Collecting and Visualizing Data with Alibaba Cloud Elasticsearch

Picture 1. Elasticsearch

Do you believe that the history of Elasticsearch was started from cooking recipe app which required a search engine system for managing more and more recipe list day by day? Firstly, it was named Compass, and then it was changed to Elasticsearch until now. Elasticsearch has been written in Lucene Library which is open-source and have high-performance collaborated by power, accuracy, and efficiency and Lucene Library itself was built in Java.

If we are discussing about Elasticsearch, we can’t let visualization and data shippers go.

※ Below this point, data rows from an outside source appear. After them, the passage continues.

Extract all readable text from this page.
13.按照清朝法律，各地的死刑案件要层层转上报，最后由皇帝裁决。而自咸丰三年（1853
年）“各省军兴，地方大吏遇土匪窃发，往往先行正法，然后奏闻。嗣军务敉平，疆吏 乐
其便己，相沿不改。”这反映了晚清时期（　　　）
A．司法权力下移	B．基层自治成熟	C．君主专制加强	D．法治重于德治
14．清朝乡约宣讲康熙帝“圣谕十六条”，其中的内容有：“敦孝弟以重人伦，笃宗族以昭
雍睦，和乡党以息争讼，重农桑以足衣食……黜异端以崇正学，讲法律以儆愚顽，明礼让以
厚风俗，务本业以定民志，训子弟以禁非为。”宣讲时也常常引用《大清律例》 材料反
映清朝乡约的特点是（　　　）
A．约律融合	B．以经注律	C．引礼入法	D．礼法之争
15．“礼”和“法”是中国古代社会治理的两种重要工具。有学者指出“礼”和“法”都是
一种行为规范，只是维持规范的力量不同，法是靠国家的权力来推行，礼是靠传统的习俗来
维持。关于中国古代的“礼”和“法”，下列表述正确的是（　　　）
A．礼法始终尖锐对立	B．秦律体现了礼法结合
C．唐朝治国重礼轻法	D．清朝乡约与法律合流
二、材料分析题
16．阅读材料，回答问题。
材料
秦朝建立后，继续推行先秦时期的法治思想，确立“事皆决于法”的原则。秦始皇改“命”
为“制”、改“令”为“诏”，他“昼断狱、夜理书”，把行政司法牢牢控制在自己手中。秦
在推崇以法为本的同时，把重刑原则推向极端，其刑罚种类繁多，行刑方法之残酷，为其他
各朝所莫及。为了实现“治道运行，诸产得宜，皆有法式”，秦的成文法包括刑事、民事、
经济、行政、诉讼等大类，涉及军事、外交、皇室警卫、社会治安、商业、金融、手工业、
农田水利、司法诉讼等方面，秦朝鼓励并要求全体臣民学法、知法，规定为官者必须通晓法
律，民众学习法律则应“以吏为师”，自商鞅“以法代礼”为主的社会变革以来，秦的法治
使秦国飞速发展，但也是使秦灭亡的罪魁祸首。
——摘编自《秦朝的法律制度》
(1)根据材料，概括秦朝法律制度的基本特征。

In this analysis, we will discuss some cases:

  1. How the concept of Elasticsearch works?
  2. Who are the competitors on Elasticsearch marketplace?
  3. Why we use Alibaba Elasticsearch?
  4. How to implement Log Management?

Concept

In concept, Elasticsearch has node, cluster, index, document, shard, and replicas. Node is a single running instance; Cluster is a set of nodes which provides collective indexing and search for every single node; Index is a type of collection data which different between documents and its properties and using shard concept to improve performance; Document is collection of fields defined in JSON; Shard used to make index horizontally subdivided; Replica used to create replicas of index and shard.

In basic log collection and visualization, the keys of them are Elasticsearch, Beats, and Kibana.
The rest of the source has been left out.